The second reason is that bootstrapped e-commerce companies typically come with no or few external investors, and by default, profitability is built into the operator’s DNA. In these circumstances, the founder of the e-commerce business often has the decision-making power to move on a win-win transaction with EMERGE. In contrast, venture capital-backed e-commerce startups often come with high valuation threshold expectations and complex cap tables making it more challenging to find alignment to get a deal done.

Post-acquisition, EMERGE aims to buy and hold, rather than “flip” e-commerce companies as most private equity funds aim to achieve. EMERGE typically keeps entire teams intact while also adding value and resources via a universal playbook of tried and tested strategies to boost success for e-commerce sites. 

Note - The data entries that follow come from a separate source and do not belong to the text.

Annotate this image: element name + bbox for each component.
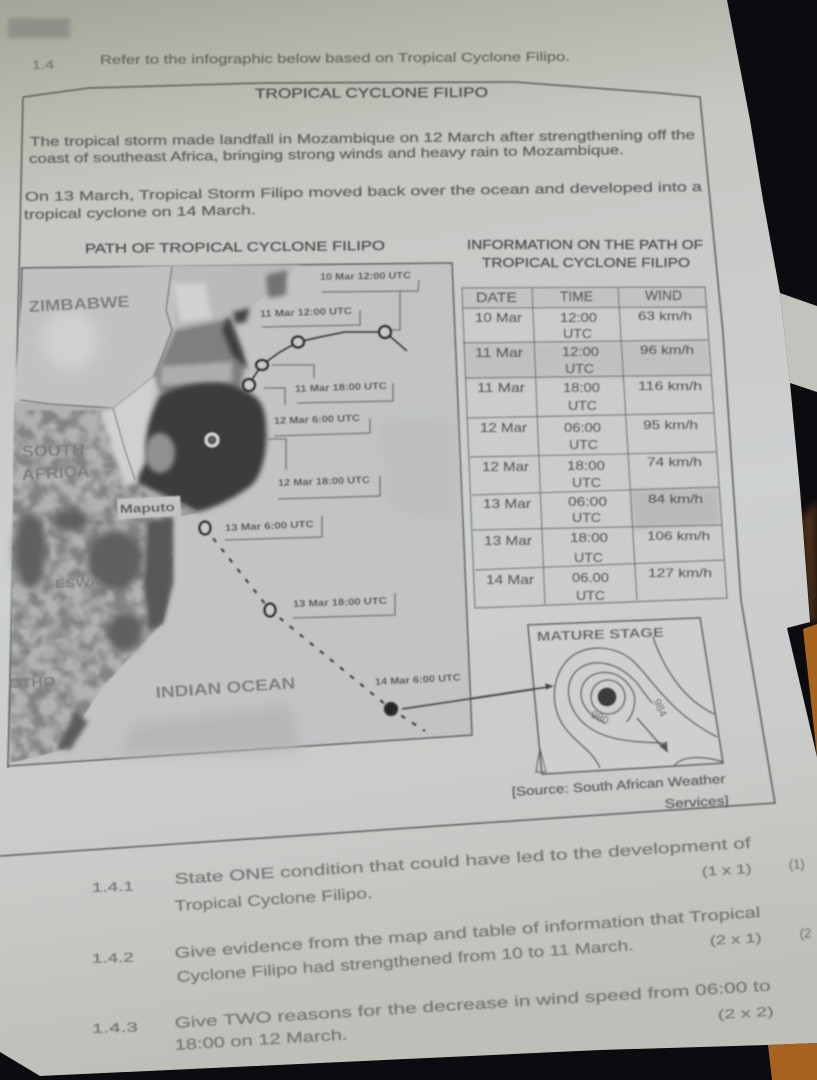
data table (462, 287, 727, 608)
question 1.4.3: 18:00 on 12 March. (174, 1026, 348, 1054)
table rows (475, 309, 712, 603)
table rows: 14 Mar (486, 572, 535, 587)
question 1.4.3: 1.4.3 (92, 1019, 138, 1036)
country labels: OTHO (8, 674, 56, 691)
table rows: 63 km/h (638, 309, 692, 323)
table header (476, 287, 682, 305)
table rows: 12:00 (562, 344, 599, 359)
coastal dark strip (144, 517, 173, 630)
source (511, 772, 729, 811)
question 1.4.1: State ONE condition that could have led to the development of (174, 835, 752, 888)
question intro (32, 50, 570, 72)
question 1.4.1: Tropical Cyclone Filipo. (174, 885, 373, 915)
map heading: PATH OF TROPICAL CYCLONE FILIPO (85, 238, 385, 256)
mature stage panel (528, 618, 723, 774)
rain shield dark blob (138, 383, 266, 512)
question 1.4.3 (92, 978, 774, 1054)
isobars (536, 637, 723, 772)
Zimbabwe border (20, 266, 172, 408)
callout labels: 13 Mar 18:00 UTC (293, 596, 387, 610)
question 1.4.2 (92, 904, 812, 986)
smudge top left (8, 18, 70, 38)
callout labels: 13 Mar 6:00 UTC (225, 519, 314, 534)
table rows: 116 km/h (638, 379, 702, 393)
land: upper land (172, 265, 300, 330)
table rows: 06:00 (564, 420, 601, 435)
land: dark terrain clumps (14, 508, 143, 652)
Maputo label: Maputo (120, 500, 175, 516)
table rows: 18:00 (563, 380, 600, 395)
country labels: SOUTH (22, 442, 85, 461)
question 1.4.3: (2 x 2) (717, 1004, 774, 1022)
table rows: 13 Mar (484, 533, 533, 548)
table rows: 18:00 (570, 530, 608, 545)
table rows: 12 Mar (482, 459, 530, 474)
callout labels: 11 Mar 12:00 UTC (260, 306, 352, 320)
callout labels (225, 270, 461, 688)
table rows: UTC (572, 510, 601, 525)
cyclone track dashed (205, 528, 425, 731)
country labels: INDIAN OCEAN (155, 675, 296, 702)
isobar labels: 980 (589, 709, 610, 727)
question intro: 1.4 (32, 58, 54, 72)
table rows: 06.00 (572, 570, 609, 585)
storm symbols (200, 326, 397, 715)
title: TROPICAL CYCLONE FILIPO (255, 85, 488, 101)
table rows: 13 Mar (483, 496, 532, 511)
table header: DATE (476, 289, 517, 305)
orange table corner (768, 1043, 817, 1080)
callout leaders (225, 280, 419, 618)
source: Services] (664, 794, 729, 811)
cyclone track solid (248, 332, 407, 385)
land: Mozambique north (155, 318, 245, 393)
callout labels: 14 Mar 6:00 UTC (375, 673, 461, 688)
map: path of cyclone (8, 263, 472, 766)
intro paragraphs: coast of southeast Africa, bringing strong winds and heavy rain to Mozambique. (29, 142, 624, 166)
question 1.4.2: Cyclone Filipo had strengthened from 10 to 11 March. (176, 937, 634, 986)
land: South Africa (10, 402, 197, 763)
table rows: UTC (569, 437, 598, 452)
land: Mozambique south strip (100, 375, 155, 485)
question 1.4.2: Give evidence from the map and table of information that Tropical (174, 904, 761, 962)
table heading (467, 237, 703, 270)
table rows: 95 km/h (643, 418, 698, 432)
table rows: UTC (563, 326, 592, 341)
table rows: UTC (574, 550, 603, 565)
question 1.4.3: Give TWO reasons for the decrease in wind speed from 06:00 to (174, 978, 771, 1032)
question 1.4.2: 1.4.2 (92, 950, 134, 966)
infographic outer frame (0, 82, 775, 856)
brown surface behind page (800, 500, 817, 622)
table rows: 06:00 (568, 494, 607, 509)
country labels: AFRICA (21, 463, 91, 484)
table rows: 127 km/h (648, 566, 712, 580)
table rows: 18:00 (567, 458, 605, 473)
table rows: UTC (568, 398, 597, 413)
table heading: TROPICAL CYCLONE FILIPO (482, 255, 690, 270)
intro paragraphs (24, 127, 703, 222)
table rows: 74 km/h (647, 455, 702, 469)
intro paragraphs: The tropical storm made landfall in Mozambique on 12 March after strengthening off the (30, 127, 695, 149)
table rows: 10 Mar (475, 310, 523, 325)
table header: WIND (645, 287, 682, 303)
question intro: Refer to the infographic below based on Tropical Cyclone Filipo. (100, 50, 570, 67)
Maputo label (117, 496, 181, 519)
land: terrain texture (10, 410, 200, 765)
land: Zimbabwe (14, 266, 175, 408)
table rows: UTC (565, 361, 594, 376)
table rows: UTC (576, 588, 605, 603)
table rows: 11 Mar (477, 380, 526, 395)
question 1.4.1: (1) (788, 856, 805, 872)
cyclone eye (598, 688, 616, 706)
table rows: 12 Mar (480, 420, 528, 435)
loose sheet at right (780, 293, 817, 392)
question 1.4.1 (92, 835, 805, 915)
country labels: ESWA (54, 575, 102, 591)
table rows: 12:00 (560, 310, 597, 325)
table rows: 106 km/h (647, 529, 710, 543)
orange table edge (803, 624, 817, 757)
callout labels: 11 Mar 18:00 UTC (295, 381, 387, 395)
intro paragraphs: On 13 March, Tropical Storm Filipo moved back over the ocean and developed into a (25, 179, 703, 204)
source: [Source: South African Weather (511, 772, 726, 799)
ocean shading (120, 705, 300, 755)
question 1.4.1: 1.4.1 (92, 879, 134, 895)
panel title: MATURE STAGE (537, 625, 664, 644)
question 1.4.2: (2 x 1) (709, 930, 762, 948)
table rows: 96 km/h (640, 343, 694, 357)
callout labels: 12 Mar 6:00 UTC (274, 413, 360, 427)
direction arrow (637, 718, 668, 753)
question 1.4.1: (1 x 1) (701, 861, 752, 879)
table heading: INFORMATION ON THE PATH OF (467, 237, 703, 252)
arrow to mature stage (402, 683, 554, 709)
Zimbabwe mottling (42, 310, 98, 370)
callout labels: 10 Mar 12:00 UTC (320, 270, 411, 283)
country labels (8, 294, 296, 702)
table rows: UTC (572, 475, 601, 490)
table rows: 84 km/h (648, 492, 703, 506)
mature stage panel: 984 (650, 697, 669, 719)
table grid (462, 287, 727, 608)
question 1.4.2: (2 (799, 925, 812, 941)
country labels: ZIMBABWE (28, 294, 130, 316)
table rows: 11 Mar (475, 345, 524, 360)
callout labels: 12 Mar 18:00 UTC (278, 475, 370, 489)
intro paragraphs: tropical cyclone on 14 March. (24, 202, 256, 222)
table header: TIME (560, 288, 593, 304)
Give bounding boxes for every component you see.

In late 2019, EMERGE acquired UnderPar.com, the market leader in golf experiences in Canada, with a fast-growing presence in the US. EMERGE paid approximately $12M for the business, which Halazon describes as, “a fair multiple of EBITDA.” UnderPar’s brand, team, and offices were maintained.

“Occasionally, we’ll also pull the trigger on distressed acquisitions too, whereby we can pick up select quality assets that are out of favour, at opportune prices. Those are a lot more work though,” admits Halazon. In late 2017, Torstar Corp. wanted to exit their online deals business, WagJag.com, during a time when it was restructuring its digital arm, so EMERGE stepped in and scooped up the key assets, including the brand and premium customer base, for just $500,000. Since then WagJag.com has driven close to $30M in gross merchandise value (GMV), and recouped the entire purchase price in just six months.

IPO Climate 

As 2020 winds down, e-commerce stocks like Amazon, Shopify, and Wayfair are hovering around all-time highs, and it has been a record-shattering year for blockbuster technology IPOs, with jaw-dropping trading debuts from DoorDash and AirBnB last week. 

Earlier this year, EMERGE decided to go public on the TSX Venture Exchange. The Company successfully raised $9M in a go public financing brokered by Canaccord Genuity, Gravitas Securities, and Haywood Securities. The virtual raise was one of the first of its kind in a post-pandemic world.

EMERGE opted for the go public route in large part to accelerate its ambitious acquisition roadmap. “There are thousands of small, quality bootstrapped e-commerce companies out there. Our aspiration is to have EMERGE stand out over time as a disciplined, diversified, founder-friendly acquirer of top e-commerce brands” said Halazon.